Mais cette pénitence même ne manquait pas de
charme, et c’était comme un spleen voluptueux qu’il éprouvait à
rester là tout le jour sans parler, en écoutant le glouglou du
narghilé, le frôlement de la guitare et le bruit léger de la
fontaine dans les mosaïques de la cour.
Le narghilé, le bain, l’amour remplissaient
toute sa vie. On sortait peu. Quelquefois Sidi Tart’ri, sa dame en
croupe, s’en allait sur une brave mule manger des grenades à un
petit jardin qu’il avait acheté aux environs… Mais jamais, au grand
jamais, il ne descendait dans la ville européenne.

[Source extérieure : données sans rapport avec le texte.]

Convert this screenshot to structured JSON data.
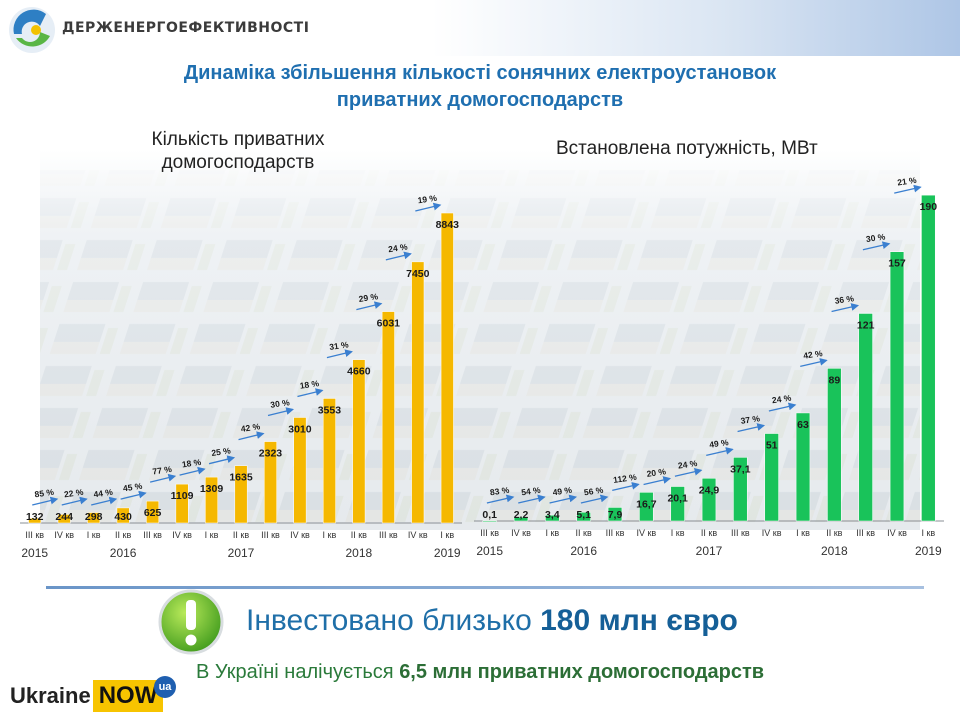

Avec ses zouaves
en ribote, ses alcazars bourrés d’officiers, et son éternel bruit
de sabres traînant sous les arcades, cet Alger-là lui semblait
insupportable et laid comme un corps de garde d’Occident.
En somme, le Tarasconnais était très heureux.
Tartarin-Sancho surtout, très friand de pâtisseries turques, se
déclarait on ne peut plus satisfait de sa nouvelle existence…
Tartarin-Quichotte, lui, avait bien par-ci par-là quelques remords,
en pensant à Tarascon et aux peaux promises… Mais cela ne durait
pas, et pour chasser ses tristes idées il suffisait d’un regard de
Baïa ou d’une cuillerée de ces diaboliques confitures odorantes et
troublantes comme les breuvages de Circé.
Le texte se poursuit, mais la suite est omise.